It’s Getting Chilly in Church

Ah, church. The warm bath of social acceptance… the quiet presence of divinity… the lovely prospect of lawsuits and restraining orders…

Wait, what?

A central Toledo church is seeking protection from 13 members of its congregation who allegedly have become disruptive to the church. Southern Missionary Baptist Church, 1224 Indiana Ave., has filed a motion for a temporary restraining order in Lucas County Common Pleas Court. The church and its pastor, the Rev. Lemuel A. Quinn, have asked the court to block Elmore Sturdivant and 12 others from engaging in disruptive conduct that has included physically assaulting the pastor, holding a meeting in which they allegedly acted to remove the pastor and others from their church offices, making false reports to police, threatening church members and leaders, and circulating rumors of the pastor’s death “in order to diminish the attendance at the church’s weekly services.”

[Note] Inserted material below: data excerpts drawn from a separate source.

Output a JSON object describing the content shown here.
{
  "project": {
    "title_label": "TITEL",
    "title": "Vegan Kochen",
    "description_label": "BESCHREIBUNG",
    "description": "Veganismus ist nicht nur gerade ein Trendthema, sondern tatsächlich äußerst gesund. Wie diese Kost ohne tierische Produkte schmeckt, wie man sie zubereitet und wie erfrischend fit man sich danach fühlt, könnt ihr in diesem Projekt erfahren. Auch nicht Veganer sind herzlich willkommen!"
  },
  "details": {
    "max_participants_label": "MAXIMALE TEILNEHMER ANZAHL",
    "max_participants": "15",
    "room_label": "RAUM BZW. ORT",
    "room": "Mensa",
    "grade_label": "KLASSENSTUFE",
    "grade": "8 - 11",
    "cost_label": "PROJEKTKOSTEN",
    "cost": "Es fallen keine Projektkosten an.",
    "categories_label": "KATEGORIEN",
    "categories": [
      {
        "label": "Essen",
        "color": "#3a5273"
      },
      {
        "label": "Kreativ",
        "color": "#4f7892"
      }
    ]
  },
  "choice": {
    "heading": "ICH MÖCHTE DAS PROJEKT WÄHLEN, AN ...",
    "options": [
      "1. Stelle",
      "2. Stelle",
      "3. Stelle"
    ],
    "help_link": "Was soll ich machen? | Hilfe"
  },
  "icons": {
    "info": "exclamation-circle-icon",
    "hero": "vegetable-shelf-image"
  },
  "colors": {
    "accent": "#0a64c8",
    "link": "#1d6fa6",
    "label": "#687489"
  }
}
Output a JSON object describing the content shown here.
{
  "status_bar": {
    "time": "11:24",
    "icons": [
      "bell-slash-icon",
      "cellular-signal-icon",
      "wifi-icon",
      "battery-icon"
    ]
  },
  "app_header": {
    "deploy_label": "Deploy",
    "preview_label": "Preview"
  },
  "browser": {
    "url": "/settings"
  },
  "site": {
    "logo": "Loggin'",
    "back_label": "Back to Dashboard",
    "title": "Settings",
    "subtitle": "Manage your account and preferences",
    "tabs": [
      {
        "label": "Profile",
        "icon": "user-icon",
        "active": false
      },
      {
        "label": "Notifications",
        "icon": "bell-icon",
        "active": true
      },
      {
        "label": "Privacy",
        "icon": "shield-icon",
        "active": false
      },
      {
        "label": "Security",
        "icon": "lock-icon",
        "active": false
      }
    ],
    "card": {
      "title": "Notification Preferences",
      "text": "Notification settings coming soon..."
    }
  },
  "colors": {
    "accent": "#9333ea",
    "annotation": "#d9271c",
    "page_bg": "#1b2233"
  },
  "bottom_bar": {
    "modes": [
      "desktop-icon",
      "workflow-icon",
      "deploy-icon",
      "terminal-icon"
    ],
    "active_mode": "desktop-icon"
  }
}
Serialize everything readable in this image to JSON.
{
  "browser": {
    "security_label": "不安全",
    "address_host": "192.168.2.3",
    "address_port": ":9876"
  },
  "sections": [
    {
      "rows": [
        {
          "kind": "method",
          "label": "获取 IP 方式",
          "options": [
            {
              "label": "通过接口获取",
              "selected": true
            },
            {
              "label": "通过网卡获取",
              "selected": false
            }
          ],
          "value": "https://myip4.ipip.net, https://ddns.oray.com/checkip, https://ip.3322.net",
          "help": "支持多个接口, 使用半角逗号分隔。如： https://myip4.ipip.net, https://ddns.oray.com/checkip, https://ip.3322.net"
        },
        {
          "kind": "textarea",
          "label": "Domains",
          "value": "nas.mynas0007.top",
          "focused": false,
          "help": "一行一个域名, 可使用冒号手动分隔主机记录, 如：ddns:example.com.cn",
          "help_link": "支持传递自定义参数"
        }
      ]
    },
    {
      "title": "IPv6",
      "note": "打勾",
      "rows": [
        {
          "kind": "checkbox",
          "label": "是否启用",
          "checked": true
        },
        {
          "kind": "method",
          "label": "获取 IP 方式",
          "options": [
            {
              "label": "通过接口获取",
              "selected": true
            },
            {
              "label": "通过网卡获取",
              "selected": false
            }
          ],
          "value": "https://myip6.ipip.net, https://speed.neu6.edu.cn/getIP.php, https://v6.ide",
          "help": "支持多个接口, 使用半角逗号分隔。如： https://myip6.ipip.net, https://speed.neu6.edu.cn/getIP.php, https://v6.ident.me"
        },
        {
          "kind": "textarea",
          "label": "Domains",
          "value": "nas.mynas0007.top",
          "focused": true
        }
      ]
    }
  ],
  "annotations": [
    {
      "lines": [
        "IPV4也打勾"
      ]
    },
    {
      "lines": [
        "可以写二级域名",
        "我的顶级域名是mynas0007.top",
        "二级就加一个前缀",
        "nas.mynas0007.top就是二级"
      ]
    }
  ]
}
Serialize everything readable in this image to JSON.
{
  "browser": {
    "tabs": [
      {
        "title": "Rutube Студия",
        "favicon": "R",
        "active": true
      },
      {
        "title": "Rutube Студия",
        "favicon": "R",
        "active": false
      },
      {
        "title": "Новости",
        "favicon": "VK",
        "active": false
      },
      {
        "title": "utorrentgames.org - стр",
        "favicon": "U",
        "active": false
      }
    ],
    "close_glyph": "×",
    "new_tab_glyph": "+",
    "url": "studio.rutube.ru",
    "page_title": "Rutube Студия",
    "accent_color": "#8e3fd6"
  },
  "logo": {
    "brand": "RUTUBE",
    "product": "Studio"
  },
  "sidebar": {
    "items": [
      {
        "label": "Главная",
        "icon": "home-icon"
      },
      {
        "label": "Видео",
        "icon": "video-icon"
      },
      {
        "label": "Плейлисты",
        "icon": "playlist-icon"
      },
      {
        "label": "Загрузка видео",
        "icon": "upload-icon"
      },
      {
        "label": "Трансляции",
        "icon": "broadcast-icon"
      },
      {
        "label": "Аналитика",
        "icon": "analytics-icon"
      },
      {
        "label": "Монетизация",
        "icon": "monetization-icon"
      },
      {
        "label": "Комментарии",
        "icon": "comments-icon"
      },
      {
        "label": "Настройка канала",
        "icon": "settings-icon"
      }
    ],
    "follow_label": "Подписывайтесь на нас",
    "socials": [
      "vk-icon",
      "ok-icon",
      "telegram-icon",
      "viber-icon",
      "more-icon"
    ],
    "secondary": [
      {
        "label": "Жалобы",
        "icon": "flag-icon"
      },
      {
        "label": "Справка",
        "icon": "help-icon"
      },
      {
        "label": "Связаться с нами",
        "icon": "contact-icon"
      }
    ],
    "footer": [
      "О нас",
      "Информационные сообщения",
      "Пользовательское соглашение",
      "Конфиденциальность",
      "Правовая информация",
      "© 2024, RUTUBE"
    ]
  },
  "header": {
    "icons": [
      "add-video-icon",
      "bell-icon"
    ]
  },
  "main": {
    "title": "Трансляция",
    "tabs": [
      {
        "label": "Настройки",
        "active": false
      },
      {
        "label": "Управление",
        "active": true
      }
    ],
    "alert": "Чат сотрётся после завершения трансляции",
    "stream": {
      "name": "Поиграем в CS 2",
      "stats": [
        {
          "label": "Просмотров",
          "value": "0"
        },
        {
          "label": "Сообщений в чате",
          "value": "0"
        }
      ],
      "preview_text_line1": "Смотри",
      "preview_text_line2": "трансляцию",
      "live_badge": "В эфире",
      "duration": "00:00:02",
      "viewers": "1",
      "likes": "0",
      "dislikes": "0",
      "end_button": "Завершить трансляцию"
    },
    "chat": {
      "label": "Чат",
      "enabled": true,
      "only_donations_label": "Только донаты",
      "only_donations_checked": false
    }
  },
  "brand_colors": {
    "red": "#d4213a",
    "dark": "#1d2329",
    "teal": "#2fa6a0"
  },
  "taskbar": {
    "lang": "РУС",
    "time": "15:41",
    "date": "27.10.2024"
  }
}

‘Do Not Steal’ Is Just So Ambiguous

Thou shalt not steal sounds pretty straightforward, doesn’t it? No loopholes there, right?

But wait. Per Wikipedia:

Significant voices of academic theologians … suggest that the commandment “you shall not steal” was originally intended against stealing people — against abductions and slavery.

There! A loophole big enough to drive a church van through! So maybe that explains what one of God’s earthly stand-ins, Pastor Arthur Pearson, decided to do with his congregants’ money.

Pastor Arthur Pearson pleaded no contest to embezzling between $50,000 and $100,000 from the Pilgrim Rest Missionary Baptist Church. The allegations first surfaced in early January 2012. He turned himself in, and claimed his contract did not specifically prevent him from using certain funds on personal items, such as car repairs and mall shopping trips.

His contract did not specifically prevent him from taking other people’s money for his personal shit. Another awesome loophole! Thank you Lord!


In March, [Pearson] was ordered to stand trial. He was eventually fired from the church in June.

That the flock ousted the shepherd may have had something to do with the findings of forensic accountant Michelle McHale-Adams.

McHale-Adams examined checks and credit card statements from the church. For instance, $5,000 and $4,500 checks that Pearson wrote to himself for bonuses. She also referenced Pearson’s $22,000 credit card bill that was paid by checks from the church’s account. The accountant’s testimony showed that checks from the organization’s accounts even paid the Pearson’s mortgage and license plate renewals. “That check was flagged for $607 because on the back of the check it referenced Reverend Pearson’s four personal vehicles,” said McHale-Adams.

Come on, you can see why owning four cars costs a little extra cash, can’t you?

Now get this: Pearson wasn’t the only one who had his hand in the collection box — he had a church-lady accomplice.

A second person involved in an embezzlement scheme that may have lost Pilgrim Rest Missionary Baptist Church more than $230,000 over three years has entered into a plea deal. Gerolanita Bailey, the former bookkeeper at Pilgrim Rest Missionary Baptist Church in Grand Rapids, pleaded no contest to a charge of embezzlement of between $50,000 and $100,000. Bailey, 50, is accused of taking nearly $60,000 from the church and using it for her own benefit — mostly to pay bills.

For the sake of their precious thieving souls, I’d recommend reading and reciting Psalm 62.10:

Put no trust in extortion;
set no vain hopes on robbery;
if riches increase, set not your heart on them.

Seems clear enough. But what do I know?